Researchers from the „Hopp-Children’s Cancer Center Heidelberg“ (KiTZ) together with colleagues from the US, showed substantial molecular diversity behind seemingly similar embryonal brain tumors in children. The scientists could reveal the impact of identifying this molecular diversity on the diagnosis and treatment approach. The investigations, which were conducted in the context of a clinical study, were supported by the German Cancer Consortium (DKTK).

brain tumors
Diagnosis „primitive neuroectodermal tumor of the CNS“: Tumor cells are small and poorly differentiated. © Dominik Sturm / KiTZ

The “Hopp Children’s Cancer Center Heidelberg” (KiTZ) is a joint initiative of the German Cancer Research Center (DKFZ), Heidelberg University Hospital and Heidelberg University.

Brain tumors that look similar under the microscope can differ strongly on a molecular level – a distinction that should be considered when making treatment decisions. Children with embryonal brain tumors have to undergo intense and devastating therapies, with an overall limited curative outcome for some tumor subtypes. This holds true for “supratentorial primitive neuroectodermal tumors (sPNETs)”: These tumors derive from immature cells of the central nervous system (CNS), growing particularly fast and aggressively.
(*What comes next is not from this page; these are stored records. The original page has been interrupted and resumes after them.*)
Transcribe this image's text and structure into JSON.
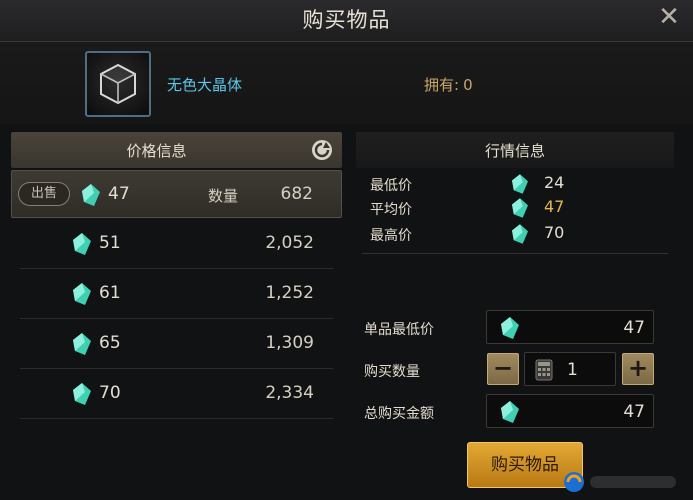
{
  "window": {
    "title": "购买物品"
  },
  "item": {
    "name": "无色大晶体",
    "owned_label": "拥有:",
    "owned_value": "0"
  },
  "price_panel": {
    "title": "价格信息",
    "qty_label": "数量",
    "sell_badge": "出售",
    "rows": [
      {
        "price": "47",
        "quantity": "682"
      },
      {
        "price": "51",
        "quantity": "2,052"
      },
      {
        "price": "61",
        "quantity": "1,252"
      },
      {
        "price": "65",
        "quantity": "1,309"
      },
      {
        "price": "70",
        "quantity": "2,334"
      }
    ]
  },
  "market_panel": {
    "title": "行情信息",
    "lowest_label": "最低价",
    "lowest_value": "24",
    "average_label": "平均价",
    "average_value": "47",
    "highest_label": "最高价",
    "highest_value": "70"
  },
  "purchase": {
    "unit_min_label": "单品最低价",
    "unit_min_value": "47",
    "qty_label": "购买数量",
    "qty_value": "1",
    "total_label": "总购买金额",
    "total_value": "47",
    "buy_label": "购买物品"
  },
  "colors": {
    "gem": "#3fd0b4",
    "highlight": "#e3b84a",
    "accent": "#5cc6e8",
    "buy_button": "#d9992a"
  }
}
The team surrounding Professor Stefan Pfister, KiTZ director, head of the “Pediatric Neurooncology” division of the DKFZ and senior physician at the Heidelberg University Hospital, conducted the study together with colleagues of the Fred Hutchinson Cancer Research Center (Seattle, USA) and the Children’s National Medical Center (Washington DC, USA). Using a state-of-the-art data analysis method, the researchers analyzed chemical gene modifications, so-called DNA methylation, within the patients` tumor tissue in the context of a phase-III clinical trial on sPNETs.

Molecular diagnostic tumor classification prior to treatment could prevent devastating therapies for many children. “An exact diagnosis and prognosis assessment for most children with CNS tumors is possible when histological examinations are combined with methylation analyses of the tumor DNA”, says Professor Pfister, a main author of the study. “We can thus better estimate who would benefit from the intense radiation and chemotherapy and which treatment option should be used. This way we are able to save children from the side-effects of non-beneficial therapies.”
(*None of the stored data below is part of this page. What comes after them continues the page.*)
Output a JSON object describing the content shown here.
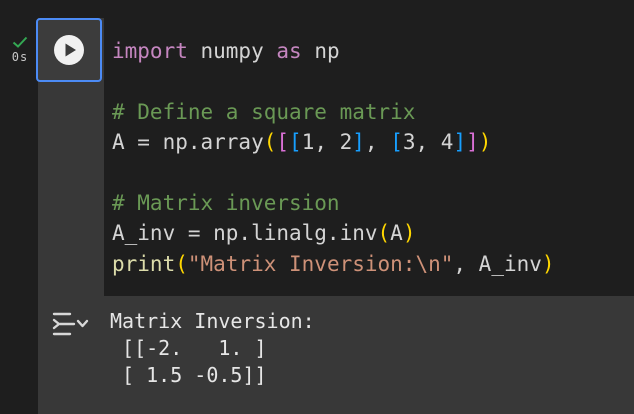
{
  "cell": {
    "status": "completed",
    "exec_time": "0s",
    "code": {
      "line1": {
        "kw1": "import",
        "t1": " numpy ",
        "kw2": "as",
        "t2": " np"
      },
      "line3": "# Define a square matrix",
      "line4": {
        "t1": "A = np.array",
        "p1": "(",
        "b2o": "[",
        "b3o": "[",
        "v1": "1, 2",
        "b3c": "]",
        "sep": ", ",
        "b3o2": "[",
        "v2": "3, 4",
        "b3c2": "]",
        "b2c": "]",
        "p1c": ")"
      },
      "line6": "# Matrix inversion",
      "line7": {
        "t1": "A_inv = np.linalg.inv",
        "po": "(",
        "arg": "A",
        "pc": ")"
      },
      "line8": {
        "fn": "print",
        "po": "(",
        "str": "\"Matrix Inversion:\\n\"",
        "rest": ", A_inv",
        "pc": ")"
      }
    },
    "output": {
      "text": "Matrix Inversion:\n [[-2.   1. ]\n [ 1.5 -0.5]]"
    }
  },
  "colors": {
    "accent": "#4c8bf5",
    "success": "#34a853",
    "keyword": "#c586c0",
    "comment": "#6a9955",
    "string": "#ce9178",
    "function": "#dcdcaa"
  },
  "icons": {
    "run": "play-circle-icon",
    "status": "check-icon",
    "output": "output-menu-icon"
  }
}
In the context of this study the methylation analysis showed that fewer patients than assumed truly suffered from sPNET, but the majority had other tumor types such as glioblastoma, ependymoma or others that had been misdiagnosed. Accounting for these “false positives”, the prognosis for sPNET is much better than previously assumed, with an increased chance of responding well to chemotherapy.
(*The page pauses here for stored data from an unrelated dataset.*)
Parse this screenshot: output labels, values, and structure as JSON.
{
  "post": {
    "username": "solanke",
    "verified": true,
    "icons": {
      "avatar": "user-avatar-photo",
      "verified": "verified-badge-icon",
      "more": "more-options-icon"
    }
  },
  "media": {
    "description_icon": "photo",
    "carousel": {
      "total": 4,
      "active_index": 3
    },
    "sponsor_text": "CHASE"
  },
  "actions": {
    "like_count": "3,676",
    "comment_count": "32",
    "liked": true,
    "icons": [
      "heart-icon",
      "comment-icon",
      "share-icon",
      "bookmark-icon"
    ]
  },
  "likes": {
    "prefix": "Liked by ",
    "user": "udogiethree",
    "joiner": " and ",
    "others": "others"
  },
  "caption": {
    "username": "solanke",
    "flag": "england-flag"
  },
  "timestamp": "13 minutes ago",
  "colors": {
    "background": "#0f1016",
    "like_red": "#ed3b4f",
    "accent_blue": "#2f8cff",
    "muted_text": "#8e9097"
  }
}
Since the molecular characterization of embryonal tumors of the central nervous system in children can therefore have a crucial impact on treatment types and therapy success, the researchers recommend to implement this method as a standard-of-care method for diagnosis.

Original publication:
Hwang et al. 2018: Extensive Molecular and Clinical Heterogeneity in Patients With Histologically Diagnosed CNS-PNET Treated as a Single Entity: A Report From the Children’s Oncology Group Randomized ACNS0332 Trial. DOI: 10.1200/JCO.2017.76.4720. Journal of Clinical Oncology – Online publication on October 17, 2018.